Along with IDO, the Turkish government has planned a series of other privatisations for this year to reach its goal of $9.5bn in revenues. These include, for example, the selling of its remaining 49% of Turkish Airlines; gas distributor IGDAS; ISPARK, a commercial enterprise established by the Istanbul Metropolitan Municipality that provides parking services; and state-owned Halkbank. Several highways, including the Edirne-Istanbul-Ankara Motorway and the Tarsus-Adana-Gaziantep Motorway in the south, will also be privatised, along with several bridges.

The way forward

Altug Ozgur, chief economist at Istanbul's BGC Partners, a global brokerage house, says that with the June 12 parliamentary elections over with and the ruling AKP firmly in control, privatisations can be expected to increase through the rest of 2011. "In the first six months of the year, except energy privatisation, probably we didn't do anything," Ozgur says. 'We always privatise state-owned assets, but we will accelerate this because we have a very large current account deficit to finance. We need portfolio inflows as well, but other than portfolio inflows the healthiest way to finance the deficit is to increase foreign investment inflows."

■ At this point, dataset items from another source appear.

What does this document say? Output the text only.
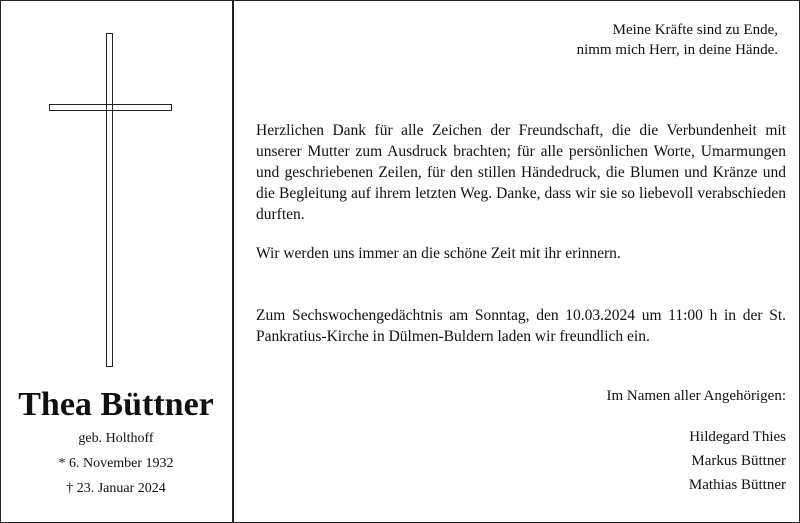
Thea Büttner
geb. Holthoff
* 6. November 1932
† 23. Januar 2024
Meine Kräfte sind zu Ende,
nimm mich Herr, in deine Hände.
Herzlichen Dank für alle Zeichen der Freundschaft, die die Verbundenheit mit unserer Mutter zum Ausdruck brachten; für alle persönlichen Worte, Umarmungen und geschriebenen Zeilen, für den stillen Händedruck, die Blumen und Kränze und die Begleitung auf ihrem letzten Weg. Danke, dass wir sie so liebevoll verabschieden durften.
Wir werden uns immer an die schöne Zeit mit ihr erinnern.
Zum Sechswochengedächtnis am Sonntag, den 10.03.2024 um 11:00 h in der St. Pankratius-Kirche in Dülmen-Buldern laden wir freundlich ein.
Im Namen aller Angehörigen:
Hildegard Thies
Markus Büttner
Mathias Büttner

Indeed, the ballooning current account deficit is Turkey's Achilles' heel. In May the current account deficit reached $7.75bn, a 163% increase over May 2010, with Turks heavily reliant on imported goods and energy.

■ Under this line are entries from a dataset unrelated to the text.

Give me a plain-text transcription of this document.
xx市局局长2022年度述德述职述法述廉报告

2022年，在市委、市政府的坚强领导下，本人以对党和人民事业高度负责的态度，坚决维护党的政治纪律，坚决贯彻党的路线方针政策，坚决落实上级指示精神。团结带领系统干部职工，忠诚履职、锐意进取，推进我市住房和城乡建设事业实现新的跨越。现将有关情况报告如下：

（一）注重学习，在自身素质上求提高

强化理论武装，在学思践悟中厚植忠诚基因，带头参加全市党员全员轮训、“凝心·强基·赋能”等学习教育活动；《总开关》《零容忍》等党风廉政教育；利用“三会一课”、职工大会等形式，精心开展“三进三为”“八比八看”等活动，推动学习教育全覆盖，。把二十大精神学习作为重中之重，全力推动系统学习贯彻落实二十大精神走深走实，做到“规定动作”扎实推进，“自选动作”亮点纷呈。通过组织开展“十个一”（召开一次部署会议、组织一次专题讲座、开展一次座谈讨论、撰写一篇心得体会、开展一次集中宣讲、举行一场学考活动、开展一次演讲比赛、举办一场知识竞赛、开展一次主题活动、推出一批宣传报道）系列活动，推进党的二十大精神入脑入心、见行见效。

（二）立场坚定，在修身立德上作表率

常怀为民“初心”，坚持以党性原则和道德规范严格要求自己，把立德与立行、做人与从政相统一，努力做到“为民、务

State assets taken over by experienced and efficient private enterprises will be an important accelerator for the Turkish economy, experts believe. The country has strong economic growth, but needs to develop domestic production and infrastructure to create jobs and narrow the current account deficit. "The aim is to be able to use this money to boost Turkey's economy so that the economy can perform better in itself," says Can Buharali of Istanbul Economics. "[The privatisations] also make sure that the new entities are fully professionally and thus they become more beneficial to the Turkish economy."

Irfan Civcir, a business professor at Ankara University, says by privatisating assets, "the Turkish government is expecting to increase efficiency in the economy and to decrease the financial burden of state economic enterprises on the national budget."

Through privatisation, the Turkish government also obtains much needed funding to carry out infrastructure and development projects as it struggles to collect taxes in a country where the informal economy is still substantial. "Please note that we are continuing our efforts while also decreasing [tax] rates, but please also know that the informal economy accounts for an estimated 40-45% of our national economy," Turkish Prime Minister Reccep Tayyip Erdogan told a group of businessmen in May.